Chimera Song Mosaic
Monday, July 19, 2004
I have just been awakened from a dream featuring a childhood friend. She was the kind of friend foisted on me in youth that later became estranged because of the estrangement of the parents—hers and mine. This began after the accidental death of her father. In the dream I came to know her again in the way that childhood friends return to each other, despite the conditions of the parents’ relationships, despite the parents themselves.
When I got up out of bed, I went through that mental list that one goes through when awakened suddenly from a deep sleep, the one that registers existence and reorients one’s mind in reality. This checklist determined that the girl (now a woman, but she had been more of a girl in the dream, just as she had been) was, in fact, a real person and not just a dream-person, and it concluded the same about me. (The kinds of questions I asked myself: Where was I? We had been at a beachside souvenir shop in the dream. Where am I now? My room, but I had just rearranged it, inverted the bed and the furniture, so that I was now sleeping upside down on my side of the bed. Where is my father? In S— A—, most likely. Where is her father? Then that last question jarred me back, so to speak.)
The question of fathers is integral to our relationship since it was the friendship between our two fathers that brought us together in the first place, both of them, an American and an Englishman, respectively, working in Libya at the time. Later, after her father’s death, it was revealed that her older brother was not her father’s child. The mother pulled them away from our family, moved her two children back to Texas. After that, my father saw no reason to visit London ever again, and he avoids it on his business trips. Like her, I am the second child of my family, a middle child. But there were no more children after she was born.
I was awakened by a phone call, a wrong number. I think the person they wanted was Mr. Rodriguez. On my walk back from the toilet, I resented being awakened for a wrong umber, and I was greedy for my dream again, for the mark of the same moment I had been ripped from. But at the same time, I knew I wouldn’t get back to it, knew I wouldn’t even get back to sleep at that time, although I tried. But then I was almost tricked away from the waking world by thinking that I was still in the dream when I realized I had not moved the phone back to my nightstand. So how had I received such the call for Mr. Rodriguez? I had no real-time memory of it. But I had placed both the mobile phone and my cellular on the nightstand before I went to sleep. Why was it so important for me to be reached? I think thought of what a bad idea it is to put a phone next to the side of the bed. That was my first coherent thought.
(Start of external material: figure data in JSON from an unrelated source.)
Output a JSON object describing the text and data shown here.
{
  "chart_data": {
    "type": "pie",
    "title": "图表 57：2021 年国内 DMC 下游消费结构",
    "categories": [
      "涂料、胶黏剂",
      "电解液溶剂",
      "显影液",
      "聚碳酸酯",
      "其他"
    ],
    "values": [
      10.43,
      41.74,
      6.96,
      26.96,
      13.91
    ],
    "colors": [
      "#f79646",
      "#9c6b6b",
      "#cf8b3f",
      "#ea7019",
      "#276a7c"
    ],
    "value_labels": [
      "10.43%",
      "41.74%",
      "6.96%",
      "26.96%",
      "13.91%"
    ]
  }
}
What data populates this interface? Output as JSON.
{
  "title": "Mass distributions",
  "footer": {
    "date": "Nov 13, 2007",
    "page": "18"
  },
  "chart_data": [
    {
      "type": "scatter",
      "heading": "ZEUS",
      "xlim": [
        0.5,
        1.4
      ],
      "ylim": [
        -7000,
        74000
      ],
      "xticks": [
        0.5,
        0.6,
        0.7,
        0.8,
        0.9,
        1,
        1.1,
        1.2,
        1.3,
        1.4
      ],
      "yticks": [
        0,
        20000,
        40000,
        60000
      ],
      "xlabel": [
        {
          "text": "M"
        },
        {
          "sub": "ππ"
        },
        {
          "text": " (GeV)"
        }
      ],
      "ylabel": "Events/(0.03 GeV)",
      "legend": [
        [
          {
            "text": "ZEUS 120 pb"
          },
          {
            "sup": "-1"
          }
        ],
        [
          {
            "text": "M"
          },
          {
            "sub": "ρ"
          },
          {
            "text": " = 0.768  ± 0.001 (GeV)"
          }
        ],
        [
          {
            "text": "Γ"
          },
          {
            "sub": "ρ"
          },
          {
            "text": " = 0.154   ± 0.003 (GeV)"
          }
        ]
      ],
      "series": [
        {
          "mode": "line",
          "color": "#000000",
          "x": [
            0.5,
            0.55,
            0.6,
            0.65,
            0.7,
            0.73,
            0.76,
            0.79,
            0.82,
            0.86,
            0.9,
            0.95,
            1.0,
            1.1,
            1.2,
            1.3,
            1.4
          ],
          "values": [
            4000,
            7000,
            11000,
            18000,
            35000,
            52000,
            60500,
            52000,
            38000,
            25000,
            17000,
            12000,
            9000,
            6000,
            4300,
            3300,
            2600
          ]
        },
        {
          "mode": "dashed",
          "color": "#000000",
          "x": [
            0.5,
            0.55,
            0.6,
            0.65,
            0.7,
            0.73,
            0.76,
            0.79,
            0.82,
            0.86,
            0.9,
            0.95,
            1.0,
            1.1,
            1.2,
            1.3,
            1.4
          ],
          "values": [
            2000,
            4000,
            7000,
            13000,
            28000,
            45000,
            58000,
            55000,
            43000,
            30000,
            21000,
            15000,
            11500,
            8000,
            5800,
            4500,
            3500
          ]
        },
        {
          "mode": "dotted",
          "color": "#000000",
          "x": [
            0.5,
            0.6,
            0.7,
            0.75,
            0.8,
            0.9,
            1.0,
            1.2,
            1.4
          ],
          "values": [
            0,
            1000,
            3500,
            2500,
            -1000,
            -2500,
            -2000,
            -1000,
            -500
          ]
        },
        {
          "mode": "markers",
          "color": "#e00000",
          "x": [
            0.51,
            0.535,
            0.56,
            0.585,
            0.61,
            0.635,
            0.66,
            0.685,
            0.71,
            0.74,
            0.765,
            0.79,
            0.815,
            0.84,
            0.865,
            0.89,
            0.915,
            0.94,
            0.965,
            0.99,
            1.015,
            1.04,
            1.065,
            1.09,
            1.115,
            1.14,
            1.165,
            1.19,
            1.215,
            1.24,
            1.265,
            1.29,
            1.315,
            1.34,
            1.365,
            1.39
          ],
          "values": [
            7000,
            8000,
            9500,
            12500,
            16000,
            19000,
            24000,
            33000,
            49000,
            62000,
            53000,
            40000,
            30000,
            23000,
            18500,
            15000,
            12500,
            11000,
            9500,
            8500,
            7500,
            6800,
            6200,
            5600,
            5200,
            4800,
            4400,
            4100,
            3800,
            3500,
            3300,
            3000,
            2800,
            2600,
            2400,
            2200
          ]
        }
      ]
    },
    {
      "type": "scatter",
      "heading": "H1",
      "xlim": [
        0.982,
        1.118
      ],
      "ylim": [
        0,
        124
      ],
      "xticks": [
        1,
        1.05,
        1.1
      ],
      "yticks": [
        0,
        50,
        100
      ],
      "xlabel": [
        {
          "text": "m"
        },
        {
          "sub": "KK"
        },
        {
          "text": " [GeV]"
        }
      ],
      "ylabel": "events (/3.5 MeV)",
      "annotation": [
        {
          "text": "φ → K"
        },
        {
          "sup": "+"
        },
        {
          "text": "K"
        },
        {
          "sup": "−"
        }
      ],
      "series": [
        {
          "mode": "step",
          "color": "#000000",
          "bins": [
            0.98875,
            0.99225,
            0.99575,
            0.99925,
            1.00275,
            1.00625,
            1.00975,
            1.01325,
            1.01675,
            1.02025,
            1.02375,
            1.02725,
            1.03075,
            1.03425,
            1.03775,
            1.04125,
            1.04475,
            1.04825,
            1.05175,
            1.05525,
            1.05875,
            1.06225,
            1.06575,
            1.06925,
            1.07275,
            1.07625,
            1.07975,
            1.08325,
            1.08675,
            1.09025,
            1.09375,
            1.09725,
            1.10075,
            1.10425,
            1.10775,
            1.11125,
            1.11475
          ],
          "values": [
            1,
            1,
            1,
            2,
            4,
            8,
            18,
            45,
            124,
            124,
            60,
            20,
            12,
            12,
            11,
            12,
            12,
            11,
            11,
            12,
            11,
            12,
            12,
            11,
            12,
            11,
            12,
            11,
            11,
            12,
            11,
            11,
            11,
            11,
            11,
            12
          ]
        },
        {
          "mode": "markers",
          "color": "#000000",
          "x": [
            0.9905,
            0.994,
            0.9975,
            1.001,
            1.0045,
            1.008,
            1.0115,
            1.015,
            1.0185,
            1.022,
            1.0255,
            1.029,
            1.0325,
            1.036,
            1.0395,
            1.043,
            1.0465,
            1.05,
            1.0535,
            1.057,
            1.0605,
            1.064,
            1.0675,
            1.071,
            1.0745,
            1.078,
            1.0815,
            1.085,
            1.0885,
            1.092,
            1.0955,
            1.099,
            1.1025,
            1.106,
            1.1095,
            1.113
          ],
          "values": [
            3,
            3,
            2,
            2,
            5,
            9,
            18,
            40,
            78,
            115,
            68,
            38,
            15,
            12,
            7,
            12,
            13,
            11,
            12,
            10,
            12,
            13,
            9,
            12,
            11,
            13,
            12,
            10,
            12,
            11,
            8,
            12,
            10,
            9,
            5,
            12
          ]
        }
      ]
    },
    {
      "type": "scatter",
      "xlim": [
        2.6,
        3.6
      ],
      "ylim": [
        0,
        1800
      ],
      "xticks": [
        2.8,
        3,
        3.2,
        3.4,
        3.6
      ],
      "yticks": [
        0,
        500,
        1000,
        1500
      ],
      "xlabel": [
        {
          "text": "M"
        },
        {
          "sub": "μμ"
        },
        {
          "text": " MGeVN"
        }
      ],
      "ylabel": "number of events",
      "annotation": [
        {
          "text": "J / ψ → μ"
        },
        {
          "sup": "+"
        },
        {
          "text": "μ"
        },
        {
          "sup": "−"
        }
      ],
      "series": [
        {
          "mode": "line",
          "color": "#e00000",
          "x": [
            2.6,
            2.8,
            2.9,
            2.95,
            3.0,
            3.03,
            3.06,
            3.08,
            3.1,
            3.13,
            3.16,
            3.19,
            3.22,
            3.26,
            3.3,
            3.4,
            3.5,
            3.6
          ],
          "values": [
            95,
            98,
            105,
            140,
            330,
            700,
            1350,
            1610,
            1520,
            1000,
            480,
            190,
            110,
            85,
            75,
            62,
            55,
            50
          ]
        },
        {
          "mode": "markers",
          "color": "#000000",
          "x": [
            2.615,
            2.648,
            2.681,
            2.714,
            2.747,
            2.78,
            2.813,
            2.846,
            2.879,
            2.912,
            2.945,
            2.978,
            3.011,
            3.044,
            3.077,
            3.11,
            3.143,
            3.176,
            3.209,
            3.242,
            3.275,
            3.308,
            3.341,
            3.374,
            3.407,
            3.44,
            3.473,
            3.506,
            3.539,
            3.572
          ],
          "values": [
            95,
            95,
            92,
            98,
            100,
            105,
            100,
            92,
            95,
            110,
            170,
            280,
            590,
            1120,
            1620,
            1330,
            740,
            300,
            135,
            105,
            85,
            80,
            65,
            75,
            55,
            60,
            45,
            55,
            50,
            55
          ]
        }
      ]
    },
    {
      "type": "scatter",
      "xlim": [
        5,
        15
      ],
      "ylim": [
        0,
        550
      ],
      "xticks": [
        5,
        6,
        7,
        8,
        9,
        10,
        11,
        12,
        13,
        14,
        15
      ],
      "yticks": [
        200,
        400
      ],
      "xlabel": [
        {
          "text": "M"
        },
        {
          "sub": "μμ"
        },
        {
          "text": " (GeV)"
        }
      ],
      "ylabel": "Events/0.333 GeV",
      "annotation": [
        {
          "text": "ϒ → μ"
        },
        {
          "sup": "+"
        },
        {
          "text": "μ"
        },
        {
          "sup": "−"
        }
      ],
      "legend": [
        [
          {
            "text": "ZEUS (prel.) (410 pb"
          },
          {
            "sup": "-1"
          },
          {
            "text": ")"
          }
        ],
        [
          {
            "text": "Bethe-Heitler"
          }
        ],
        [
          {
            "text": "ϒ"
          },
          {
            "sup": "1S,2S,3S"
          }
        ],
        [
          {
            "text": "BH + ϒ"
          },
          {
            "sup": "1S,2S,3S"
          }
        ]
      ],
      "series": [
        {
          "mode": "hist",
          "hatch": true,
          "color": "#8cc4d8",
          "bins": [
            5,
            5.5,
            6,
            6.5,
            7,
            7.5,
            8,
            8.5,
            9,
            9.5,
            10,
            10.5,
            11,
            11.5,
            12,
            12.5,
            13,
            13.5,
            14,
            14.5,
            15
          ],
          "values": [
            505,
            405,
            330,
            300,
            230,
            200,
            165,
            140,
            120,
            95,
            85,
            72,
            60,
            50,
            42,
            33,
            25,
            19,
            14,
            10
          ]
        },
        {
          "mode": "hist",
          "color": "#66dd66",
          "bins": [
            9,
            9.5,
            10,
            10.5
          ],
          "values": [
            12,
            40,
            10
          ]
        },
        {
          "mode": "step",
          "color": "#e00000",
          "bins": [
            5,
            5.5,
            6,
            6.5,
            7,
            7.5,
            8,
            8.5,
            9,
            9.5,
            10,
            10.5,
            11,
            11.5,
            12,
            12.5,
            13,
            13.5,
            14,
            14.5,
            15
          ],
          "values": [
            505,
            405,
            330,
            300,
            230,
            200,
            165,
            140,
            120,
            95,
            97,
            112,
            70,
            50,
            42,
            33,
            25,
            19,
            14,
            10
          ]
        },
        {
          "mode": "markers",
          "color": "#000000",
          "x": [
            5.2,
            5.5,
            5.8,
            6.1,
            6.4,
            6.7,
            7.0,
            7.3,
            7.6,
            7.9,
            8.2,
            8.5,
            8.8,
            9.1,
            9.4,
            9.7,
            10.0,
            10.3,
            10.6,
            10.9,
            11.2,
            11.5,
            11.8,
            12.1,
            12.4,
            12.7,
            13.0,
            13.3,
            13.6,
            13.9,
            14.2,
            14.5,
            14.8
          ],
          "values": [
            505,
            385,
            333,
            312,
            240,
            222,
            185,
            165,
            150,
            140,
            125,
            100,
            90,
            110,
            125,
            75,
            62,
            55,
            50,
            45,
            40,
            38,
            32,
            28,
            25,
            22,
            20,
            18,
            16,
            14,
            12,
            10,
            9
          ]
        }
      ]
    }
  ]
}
I got back under the covers; I so wanted to be back asleep again. To be back in the dream but mostly to remove myself from the ugliness of the wrong number, to return to the beauty of the dream. But then pulling at me more strongly was the hunger to record. And then the choice was made for me when the doorbell rang: a package not for me. A work thing. The working world is so rude to the person who stays at home in the daytime: courtesy calls, unannounced power outages, doorbell interruptions. It’s sad to think that people who are most susceptible to depression and most sensitive to presentations from the exterior world (those who have unstructured, alone time at home during the day) are also the ones subjected to the coldest greetings. Imagine waiting at home all day, really thinking you are working and thinking, but also realizing that you are, in essence, waiting—for what?—a letter, a postcard, news from publishers, a call from an old friend—as far as the working world sees it, you are a potential target waiting by the phone for a solicitor, by the door for a salesman, and what you get is this: a package for someone else; a wrong number; a credit card offer by phone; a rejection slip; a credit card offer through the mail. This life is very sad sometimes.

 The other day, the pest control guy came by, and I was surprised to see he was about 19 years old (he even told me he wasn’t old enough to drink). He revealed to me that one of the largest pest control companies in the United States has a new marketing strategy. They recruit young Mormon men, just back from their missions, as door-to-door salespeople and send them around the country, selling their services. Ones who are accustomed to traveling all over, knocking on stranger’s doors and chatting them up. He told me he never could get used to it, so instead he’s doing the exterminating. You have to admire the brilliance and efficiency of this plan. Now I have to shower, get dressed, and check the mail.